Rugby Club's Will Greenwood caught up with England coach Stuart Lancaster this week ahead of his side's tough set of Autumn Internationals.
England will face Fiji, Australia, South Africa and World Champions New Zealand at Twickenham, and Lancaster is setting the bar high.
"We want to win all four games," he said. "I don't subscribe to the view that we will set a target of winning three out of four - effectively you are saying that you are happy to lose one game.
"I don't buy into that. We want to build a side for 2015 but it is about hitting that balance between winning in the here and now, too.
We don't want four games at home at Twickenham with 80,000 fans turning up to cheer us up and not give our best account."

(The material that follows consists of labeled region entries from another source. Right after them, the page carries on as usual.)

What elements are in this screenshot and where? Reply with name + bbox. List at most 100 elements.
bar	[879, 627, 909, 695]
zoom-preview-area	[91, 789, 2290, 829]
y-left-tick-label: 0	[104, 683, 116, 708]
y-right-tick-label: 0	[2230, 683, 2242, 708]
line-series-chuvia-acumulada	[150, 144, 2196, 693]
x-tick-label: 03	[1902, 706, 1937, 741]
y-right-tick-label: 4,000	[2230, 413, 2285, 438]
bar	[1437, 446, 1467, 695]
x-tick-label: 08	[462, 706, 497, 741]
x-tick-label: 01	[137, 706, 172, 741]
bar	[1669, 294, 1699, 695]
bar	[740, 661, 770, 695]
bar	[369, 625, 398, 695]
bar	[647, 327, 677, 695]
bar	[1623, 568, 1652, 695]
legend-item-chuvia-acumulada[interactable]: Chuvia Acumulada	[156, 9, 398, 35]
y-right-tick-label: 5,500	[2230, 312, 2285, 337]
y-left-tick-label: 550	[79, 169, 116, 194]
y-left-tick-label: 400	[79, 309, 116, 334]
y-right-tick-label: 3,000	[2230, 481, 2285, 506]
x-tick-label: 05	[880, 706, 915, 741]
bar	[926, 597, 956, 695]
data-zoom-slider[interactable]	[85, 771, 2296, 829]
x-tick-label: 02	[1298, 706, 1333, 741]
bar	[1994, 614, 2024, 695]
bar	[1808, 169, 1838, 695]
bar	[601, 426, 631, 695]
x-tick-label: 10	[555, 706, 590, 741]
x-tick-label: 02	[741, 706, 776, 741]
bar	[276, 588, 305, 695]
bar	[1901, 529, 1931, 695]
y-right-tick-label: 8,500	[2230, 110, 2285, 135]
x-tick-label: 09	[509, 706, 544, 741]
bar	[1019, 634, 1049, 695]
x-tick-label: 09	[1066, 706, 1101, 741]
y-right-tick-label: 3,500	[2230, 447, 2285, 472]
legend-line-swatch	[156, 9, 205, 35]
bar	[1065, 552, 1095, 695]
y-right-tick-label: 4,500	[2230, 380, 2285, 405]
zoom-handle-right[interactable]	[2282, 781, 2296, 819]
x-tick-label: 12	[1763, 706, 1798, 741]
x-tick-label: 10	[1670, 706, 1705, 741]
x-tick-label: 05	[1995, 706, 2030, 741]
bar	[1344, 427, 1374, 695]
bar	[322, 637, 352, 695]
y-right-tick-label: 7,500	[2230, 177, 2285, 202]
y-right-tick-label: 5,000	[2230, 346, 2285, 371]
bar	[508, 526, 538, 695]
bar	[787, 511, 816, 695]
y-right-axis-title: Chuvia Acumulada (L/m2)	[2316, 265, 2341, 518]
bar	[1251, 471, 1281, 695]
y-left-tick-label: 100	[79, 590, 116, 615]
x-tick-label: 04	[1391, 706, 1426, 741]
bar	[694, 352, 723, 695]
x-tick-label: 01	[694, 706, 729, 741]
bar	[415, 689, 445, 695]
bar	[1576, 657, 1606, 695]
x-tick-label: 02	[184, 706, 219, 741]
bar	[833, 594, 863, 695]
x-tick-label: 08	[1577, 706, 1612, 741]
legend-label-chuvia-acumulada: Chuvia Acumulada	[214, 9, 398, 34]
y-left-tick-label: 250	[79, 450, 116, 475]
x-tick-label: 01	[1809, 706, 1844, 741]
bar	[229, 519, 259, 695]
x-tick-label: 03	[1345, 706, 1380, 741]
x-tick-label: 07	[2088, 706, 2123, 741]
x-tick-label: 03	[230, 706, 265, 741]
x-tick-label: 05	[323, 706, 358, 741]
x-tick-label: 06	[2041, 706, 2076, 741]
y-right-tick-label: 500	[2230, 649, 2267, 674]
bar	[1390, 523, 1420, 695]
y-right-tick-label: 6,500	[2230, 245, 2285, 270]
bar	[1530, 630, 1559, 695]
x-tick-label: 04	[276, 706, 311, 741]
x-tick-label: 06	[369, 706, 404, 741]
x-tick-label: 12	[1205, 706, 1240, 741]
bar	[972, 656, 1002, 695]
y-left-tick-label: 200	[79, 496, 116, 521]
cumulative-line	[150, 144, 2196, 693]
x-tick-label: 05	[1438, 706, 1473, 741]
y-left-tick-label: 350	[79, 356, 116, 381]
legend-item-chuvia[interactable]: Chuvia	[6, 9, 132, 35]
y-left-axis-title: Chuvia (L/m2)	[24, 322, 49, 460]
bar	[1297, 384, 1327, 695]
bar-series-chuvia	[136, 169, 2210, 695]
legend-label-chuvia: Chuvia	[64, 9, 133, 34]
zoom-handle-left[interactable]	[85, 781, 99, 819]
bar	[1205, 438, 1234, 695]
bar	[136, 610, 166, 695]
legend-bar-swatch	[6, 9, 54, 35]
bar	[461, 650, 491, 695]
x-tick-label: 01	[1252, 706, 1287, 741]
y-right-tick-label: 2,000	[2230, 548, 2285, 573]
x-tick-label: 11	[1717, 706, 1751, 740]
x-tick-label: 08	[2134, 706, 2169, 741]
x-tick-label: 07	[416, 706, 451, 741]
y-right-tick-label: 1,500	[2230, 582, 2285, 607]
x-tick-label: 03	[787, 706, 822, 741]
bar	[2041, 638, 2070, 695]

Almost a year has passed since Lancaster took the England reins following a disappointing World Cup campaign that was blighted by poor performances and off-field controversies.
"On December 8 last year I got the interim job and there was a lot that needed doing at the time," said the former high-school teacher. "We had not gone great in the World Cup and were on the front pages for the wrong reasons.
"That was the starting point to building a new England team. We had to develop a new group of leaders to take us forward who would set the framework and the mind-set of being an England player.
"Chris Robshaw, Ben Youngs, Owen Farrell, Brad Barritt - they were the ones who then set that framework up as leaders within the team. I just then gave them the opportunity to express themselves both in meetings and on the training fields."
Going on the attack
Lancaster has changed the culture and the ethos of the England team, but ultimately they will be judged by what they do on the pitch.
Their defence has been solid but throughout the Six Nations and on their tour to South Africa they struggled to be creative - an issue that Lancaster knows he must change.
"I think any coach will tell you that attack is a lot harder to create," he explained. "People look at it in isolation and say it is about scoring tries, but it is about building pressure, playing in the right area and about the kicking game, too.
"It is all inter-related, but we want to be better because the reality is defence will stop you from losing games but attack will win you games."
Taking on the Southern Hemisphere big guns is never easy but with the likes of Dylan Hartley, Courtney Lawes and Jonathan Joseph out with injury, Lancaster faces an even tougher task - but he is still reluctant to pick any French-based players into the squad.
Steffon and Delon Armitage have been receiving rave reviews for their performances for Toulon, with many pundits saying that Steffon is the kind of flanker that England are missing - but Lancaster disagrees.
"You can never say never but we still have to get release from the French clubs," he added. "The players cannot be available for the camps when we need them so there has to be a pretty strong reason why we would want to bring someone in.
"They would have to be operating at a much higher level than someone who we already have in our squad, and when you look at Steffon Armitage as an example, who is playing very well in Toulon, he has got to get in ahead of Chris Robshaw for me.
"Fundamentally I would prefer English based players to be playing in England. I want to support our English clubs in that regard."